El Titán, iracundo, los persiguió y trató
de pisotearlos obstinadamente, pero los rebeldes eran tan diminutos comparados
con él que no alcanzaba a verlos, y para variar, se hallaban cada vez más
dispersos explorando la nueva realidad.
Así que más airado que nunca, rugió. Y su
rugido rasgó el mundo como un descomunal trueno que levantó el huracán más
feroz que se haya visto nunca, y que destrozó miles de montañas, provocó
cruentas tormentas de nieve y los peores terremotos que hayan acechado nunca.
No obstante, las cosas no salieron como
esperaba: entre tanto viento, una fuerte ráfaga de nieve cubrió el cielo.

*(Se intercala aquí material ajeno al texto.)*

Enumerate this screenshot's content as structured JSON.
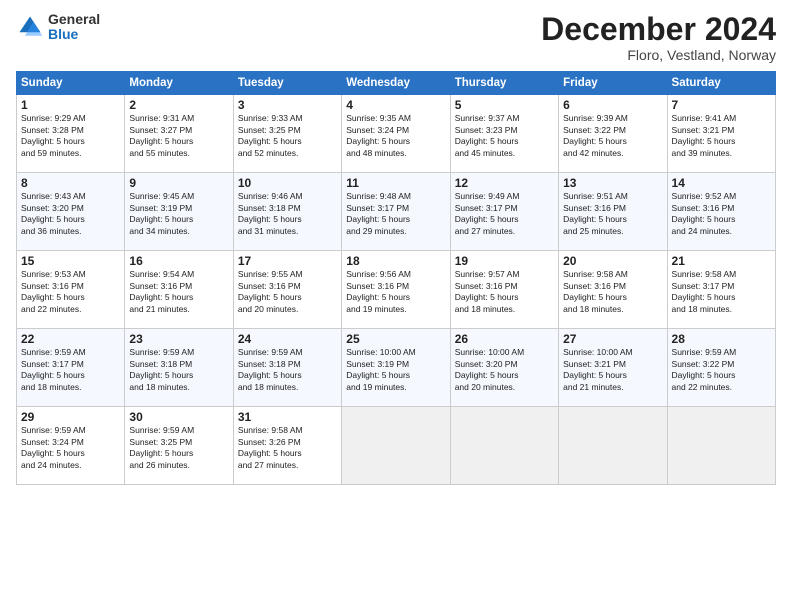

Durante unos instantes, la oscuridad engulló el mundo y los quinientos súbditos
que el Titán aún conservaba perdieron de vista la sombra, y cuando la nieve
descendió, la fría luz solar les golpeó en el rostro, sus corazones se
aceleraron y sus estómagos, se contrajeron de ira, pánico y júbilo. Y no
dudaron en unirse a los rebeldes.
Su amo los persiguió y persiguió durante
días, pero a medida que transcurría el tiempo, se moría de hambre y de frío, ya
que no tenía súbditos que lo alimentaran, ni que lo abrigaran, ni que lo
protegieran.
Cuentan que con los años, el Titán terminó
por fallecer y su cadáver quedó enterrado en la nieve. En cuanto a los
súbditos, ahora libres, se dice que formaron una pequeña aldea. Desde entonces
carecen de líder y viven en paz, respetándose entre ellos.
También narran que desde entonces, veneran
a un héroe anónimo, el primero de ellos que se atrevió a abandonar la sombra y
aventurarse en el exterior.
Fuera quien fuese, cambió su pequeño mundo.